Hiace é o nome popular dado às viaturas de transporte coletivo, por serem quase todas do mesmo modelo japonês, ligeiros que transportam 15 passageiros e ligam todos os cantos da ilha de Santiago, seja no vai-vem diário, entre casa e trabalho, seja nas viagens de fim-de-semana até junto da família.
Dezenas de hiaces estão alinhadas, todos os dias, no terminal improvisado junto ao Sucupira, principal mercado da cidade da Praia, na baixa da capital cabo-verdiana -- cada qual com a sua rota e em fila, à espera de passageiros para encher e seguir viagem.
"Mesmo com a fila organizada, que agora colocaram, há quem pergunte logo: qual a hiace que está a encher primeiro? Quando percebem que é um condutor que não põe música do agrado deles, preferem esperar por outro. E se for alguém que só põe notícias, ainda pior", diz Estevão Pereira, 53 anos, condutor há mais de uma década.
"Eu escolho as músicas ao olhar para os passageiros que vão entrando na hiace. Se forem jovens, já sei que ponho uma kizomba, enquanto os adultos vão mais para o funaná ou batuque, mas tudo tem de ser recente", explica à Lusa.
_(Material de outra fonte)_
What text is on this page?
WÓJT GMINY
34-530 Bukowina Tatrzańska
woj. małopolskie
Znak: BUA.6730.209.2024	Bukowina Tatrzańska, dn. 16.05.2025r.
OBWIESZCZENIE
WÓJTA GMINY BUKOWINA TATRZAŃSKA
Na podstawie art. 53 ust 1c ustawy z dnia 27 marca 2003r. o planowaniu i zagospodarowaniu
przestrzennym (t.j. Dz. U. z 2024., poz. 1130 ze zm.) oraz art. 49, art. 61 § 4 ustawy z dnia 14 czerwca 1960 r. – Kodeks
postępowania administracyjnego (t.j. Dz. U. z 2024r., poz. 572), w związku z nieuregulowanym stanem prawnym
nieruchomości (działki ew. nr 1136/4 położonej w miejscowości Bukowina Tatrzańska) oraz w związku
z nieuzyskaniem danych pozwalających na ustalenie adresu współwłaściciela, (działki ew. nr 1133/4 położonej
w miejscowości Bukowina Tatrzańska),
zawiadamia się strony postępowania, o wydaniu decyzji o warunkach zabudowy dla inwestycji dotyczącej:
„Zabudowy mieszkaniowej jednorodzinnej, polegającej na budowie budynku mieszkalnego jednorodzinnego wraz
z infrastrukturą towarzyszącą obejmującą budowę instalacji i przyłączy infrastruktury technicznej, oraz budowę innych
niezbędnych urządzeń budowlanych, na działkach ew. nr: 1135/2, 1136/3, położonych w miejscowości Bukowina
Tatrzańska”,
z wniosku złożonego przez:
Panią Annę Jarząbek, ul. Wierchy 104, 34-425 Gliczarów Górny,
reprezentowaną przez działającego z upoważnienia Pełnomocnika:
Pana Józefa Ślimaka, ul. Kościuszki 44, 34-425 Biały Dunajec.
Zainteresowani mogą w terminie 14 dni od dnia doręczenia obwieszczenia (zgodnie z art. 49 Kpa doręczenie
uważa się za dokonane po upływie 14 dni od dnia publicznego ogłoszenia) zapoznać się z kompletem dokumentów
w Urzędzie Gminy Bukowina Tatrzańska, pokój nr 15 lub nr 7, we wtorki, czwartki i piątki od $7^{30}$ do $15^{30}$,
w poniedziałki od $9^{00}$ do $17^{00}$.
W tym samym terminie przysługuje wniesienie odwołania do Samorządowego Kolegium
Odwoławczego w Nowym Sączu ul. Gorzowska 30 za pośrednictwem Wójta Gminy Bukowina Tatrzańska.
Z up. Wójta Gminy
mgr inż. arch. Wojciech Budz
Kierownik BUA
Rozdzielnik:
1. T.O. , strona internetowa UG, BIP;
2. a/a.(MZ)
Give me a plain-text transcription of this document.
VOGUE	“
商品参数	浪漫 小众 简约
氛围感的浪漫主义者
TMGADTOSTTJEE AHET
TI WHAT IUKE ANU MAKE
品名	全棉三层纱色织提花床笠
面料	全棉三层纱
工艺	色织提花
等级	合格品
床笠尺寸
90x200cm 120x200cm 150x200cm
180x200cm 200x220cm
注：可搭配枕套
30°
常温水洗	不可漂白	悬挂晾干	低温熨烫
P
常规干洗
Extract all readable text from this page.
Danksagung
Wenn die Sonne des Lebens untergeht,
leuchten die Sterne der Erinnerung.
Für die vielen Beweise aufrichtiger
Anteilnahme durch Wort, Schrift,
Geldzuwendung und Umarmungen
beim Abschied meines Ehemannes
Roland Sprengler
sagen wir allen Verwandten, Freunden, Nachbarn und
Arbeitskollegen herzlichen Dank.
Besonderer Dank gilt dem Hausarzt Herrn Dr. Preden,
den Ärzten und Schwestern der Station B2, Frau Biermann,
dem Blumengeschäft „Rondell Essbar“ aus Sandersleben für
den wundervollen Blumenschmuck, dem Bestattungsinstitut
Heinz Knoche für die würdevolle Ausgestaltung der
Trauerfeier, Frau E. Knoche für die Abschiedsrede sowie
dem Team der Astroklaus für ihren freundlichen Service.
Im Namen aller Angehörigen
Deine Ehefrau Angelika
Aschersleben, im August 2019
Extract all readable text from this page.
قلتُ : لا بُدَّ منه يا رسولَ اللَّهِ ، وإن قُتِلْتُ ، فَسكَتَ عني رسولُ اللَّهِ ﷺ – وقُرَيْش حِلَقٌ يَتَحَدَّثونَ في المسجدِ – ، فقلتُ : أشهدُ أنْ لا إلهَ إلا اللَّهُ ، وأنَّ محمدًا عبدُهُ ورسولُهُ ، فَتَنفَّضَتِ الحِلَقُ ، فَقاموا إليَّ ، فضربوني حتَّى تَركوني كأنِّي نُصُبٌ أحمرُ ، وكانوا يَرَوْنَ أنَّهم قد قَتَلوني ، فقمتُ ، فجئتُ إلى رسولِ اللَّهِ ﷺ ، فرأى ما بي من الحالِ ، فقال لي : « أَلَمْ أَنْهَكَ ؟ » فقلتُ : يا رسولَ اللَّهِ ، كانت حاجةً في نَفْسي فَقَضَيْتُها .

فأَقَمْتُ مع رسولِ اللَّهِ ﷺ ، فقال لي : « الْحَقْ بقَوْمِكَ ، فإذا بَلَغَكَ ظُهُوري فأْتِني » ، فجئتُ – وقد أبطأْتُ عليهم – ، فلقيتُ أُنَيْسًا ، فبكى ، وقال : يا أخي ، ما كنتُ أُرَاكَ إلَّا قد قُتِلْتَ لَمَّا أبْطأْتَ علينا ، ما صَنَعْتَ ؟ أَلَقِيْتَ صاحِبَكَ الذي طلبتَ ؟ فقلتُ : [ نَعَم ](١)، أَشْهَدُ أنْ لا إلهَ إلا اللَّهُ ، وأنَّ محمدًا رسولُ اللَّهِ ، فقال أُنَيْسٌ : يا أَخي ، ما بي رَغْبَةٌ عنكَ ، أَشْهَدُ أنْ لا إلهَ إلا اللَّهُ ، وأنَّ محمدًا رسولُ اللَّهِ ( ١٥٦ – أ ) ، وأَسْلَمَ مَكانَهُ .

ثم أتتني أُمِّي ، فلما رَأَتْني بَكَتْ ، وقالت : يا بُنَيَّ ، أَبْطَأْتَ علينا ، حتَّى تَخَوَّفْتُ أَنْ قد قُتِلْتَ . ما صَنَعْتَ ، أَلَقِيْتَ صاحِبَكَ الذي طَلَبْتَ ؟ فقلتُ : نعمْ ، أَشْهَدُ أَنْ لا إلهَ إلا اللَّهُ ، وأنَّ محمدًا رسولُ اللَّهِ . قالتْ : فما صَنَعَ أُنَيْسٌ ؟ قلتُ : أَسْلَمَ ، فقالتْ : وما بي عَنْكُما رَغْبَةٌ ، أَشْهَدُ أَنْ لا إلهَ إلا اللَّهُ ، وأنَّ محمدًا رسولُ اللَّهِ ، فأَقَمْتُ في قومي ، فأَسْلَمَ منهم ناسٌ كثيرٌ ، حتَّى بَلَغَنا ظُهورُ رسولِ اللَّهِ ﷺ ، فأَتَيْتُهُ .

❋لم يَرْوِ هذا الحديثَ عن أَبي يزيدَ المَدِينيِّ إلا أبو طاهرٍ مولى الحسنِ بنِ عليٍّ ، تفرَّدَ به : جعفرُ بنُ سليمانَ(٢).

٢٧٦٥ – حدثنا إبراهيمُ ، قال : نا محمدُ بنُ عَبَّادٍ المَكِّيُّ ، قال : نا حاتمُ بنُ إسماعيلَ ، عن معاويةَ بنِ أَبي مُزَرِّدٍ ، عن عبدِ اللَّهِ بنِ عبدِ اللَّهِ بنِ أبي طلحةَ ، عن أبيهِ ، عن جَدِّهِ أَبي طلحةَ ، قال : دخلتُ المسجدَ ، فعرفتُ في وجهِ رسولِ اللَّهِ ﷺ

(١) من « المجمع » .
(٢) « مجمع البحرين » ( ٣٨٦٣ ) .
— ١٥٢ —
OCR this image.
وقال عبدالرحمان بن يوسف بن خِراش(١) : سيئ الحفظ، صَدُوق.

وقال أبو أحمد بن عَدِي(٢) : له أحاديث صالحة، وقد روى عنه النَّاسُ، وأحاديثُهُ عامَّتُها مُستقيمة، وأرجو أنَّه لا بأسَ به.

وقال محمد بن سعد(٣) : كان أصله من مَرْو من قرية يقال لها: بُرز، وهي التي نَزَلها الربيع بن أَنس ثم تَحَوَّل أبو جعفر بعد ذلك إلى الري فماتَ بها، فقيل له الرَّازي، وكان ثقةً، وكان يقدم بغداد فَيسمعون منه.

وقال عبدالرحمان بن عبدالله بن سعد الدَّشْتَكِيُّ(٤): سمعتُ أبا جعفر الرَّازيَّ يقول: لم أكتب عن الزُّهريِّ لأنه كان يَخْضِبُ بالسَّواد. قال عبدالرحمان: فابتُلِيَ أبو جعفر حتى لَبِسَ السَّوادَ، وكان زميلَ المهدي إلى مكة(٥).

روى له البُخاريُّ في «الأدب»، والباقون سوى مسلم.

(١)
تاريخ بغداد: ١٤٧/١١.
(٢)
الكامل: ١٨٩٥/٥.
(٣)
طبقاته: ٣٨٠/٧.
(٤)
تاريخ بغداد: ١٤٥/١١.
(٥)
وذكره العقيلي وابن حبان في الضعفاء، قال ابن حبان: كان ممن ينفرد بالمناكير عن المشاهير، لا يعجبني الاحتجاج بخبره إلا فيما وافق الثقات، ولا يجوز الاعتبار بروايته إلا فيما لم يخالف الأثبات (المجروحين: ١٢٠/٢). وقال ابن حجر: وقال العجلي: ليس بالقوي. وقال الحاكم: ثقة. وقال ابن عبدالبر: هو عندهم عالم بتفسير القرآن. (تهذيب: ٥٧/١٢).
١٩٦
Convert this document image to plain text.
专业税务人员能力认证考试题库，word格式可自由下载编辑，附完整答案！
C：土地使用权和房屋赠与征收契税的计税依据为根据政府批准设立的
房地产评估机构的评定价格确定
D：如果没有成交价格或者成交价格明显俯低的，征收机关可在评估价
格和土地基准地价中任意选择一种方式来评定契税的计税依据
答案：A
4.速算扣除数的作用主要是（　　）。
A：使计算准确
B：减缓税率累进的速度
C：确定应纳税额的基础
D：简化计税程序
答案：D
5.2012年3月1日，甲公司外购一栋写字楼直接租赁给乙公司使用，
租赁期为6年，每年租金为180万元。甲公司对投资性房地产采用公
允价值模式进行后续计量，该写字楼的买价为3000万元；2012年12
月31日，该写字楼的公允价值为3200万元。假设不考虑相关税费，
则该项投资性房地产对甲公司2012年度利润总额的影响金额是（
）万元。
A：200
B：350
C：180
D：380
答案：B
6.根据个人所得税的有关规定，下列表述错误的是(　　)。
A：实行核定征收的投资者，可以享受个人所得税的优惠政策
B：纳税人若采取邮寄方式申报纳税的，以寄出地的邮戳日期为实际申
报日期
Numa ronda pelos motoristas, parece que o funaná lidera a lista dos pedidos: "é uma das maiores referências" da música tradicional cabo-verdiana (a par do batuco, finason, tabanca e morna), com um ritmo binário, entre o acelerado e o mais lento, associado ao acordeão, mais conhecido por gaita, em Cabo Verde.
"Quando coloco morna, dizem logo para trocar. Já não querem. Querem alegria na viagem. A música fideliza. Tenho três 'pen drives' com estilos diferentes e vou alternando", refere o condutor.
Os autorrádios estão preparados para as novas tecnologias, alguns com painéis digitais, tudo ligado a um sistema de som que chega a incluir potentes colunas entre os assentos.
Ramos Pires, 33 anos, tem listas de músicas prontas no YouTube, com "os lançamentos mais frescos do momento".
"Querem sempre música da moda. Morna? Já não gostam. Dizem que dá sono. Tem de ser mais agitado, música que anima" e a questão principal é que fideliza clientela.
"Todos os dias tenho os mesmos passageiros, porque dizem que ponho boa música. Chegam a discutir com outros condutores que colocam notícias e alguns dizem que, se não tiverem pressa, não viajam com eles", descreve.
José Costa, 48 anos, também é condutor e admite que ainda está a adaptar-se a esta nova geração de clientes.
"Gosto de música antiga, mas os passageiros querem novidades. Quando coloco uma coladeira da minha época, reclamam. Dizem logo: condutor, troca essa música, isso já não está na moda", conta, com uma gargalhada.
Carla Lopes, 29 anos, não viaja em qualquer hiace.
"Gosto de kizomba e do cotxi-pó", outro estilo musical cabo-verdiano, com ritmos ainda mais acelerados que o funaná, porque assim nem dá conta "do tempo passar", garante.
O preço da viagem "é fixo", por isso "a música é que pesa: se for boa, a viagem passa a correr".
Kenira Mendes, 26 anos, não reclama daquilo que toca nas hiaces, mas já assistiu a discussões.
"Há dias, uma rapariga pediu para trocar a música, porque não estava na moda. O condutor não quis e ela pediu para sair. Só ficou porque um passageiro mais velho a acalmou. Estava a tocar uma coladeira antiga", recorda.
A música pode ser mais importante do que se pensa no planeamento de uma viagem porque ajuda a criar um bom ambiente, entre 15 passageiros, num veículo ligeiro, descreve o sociólogo Henrique Varela, que conhece esta realidade.
"O momento da viagem pode tornar-se num momento de descontração. Quando a música agrada ao grupo que está no transporte, facilita a interação, cria proximidade e torna a viagem mais agradável" descreve à Lusa.
"É natural que a escolha musical acabe por refletir as preferências de certos grupos, que se identificam com determinados estilos", explica.
Os condutores já perceberam a tendência e hoje, além da competência ao volante, o sucesso nos transportes também depende de terem ouvido para escolher a "playlist" ideal até ao destino.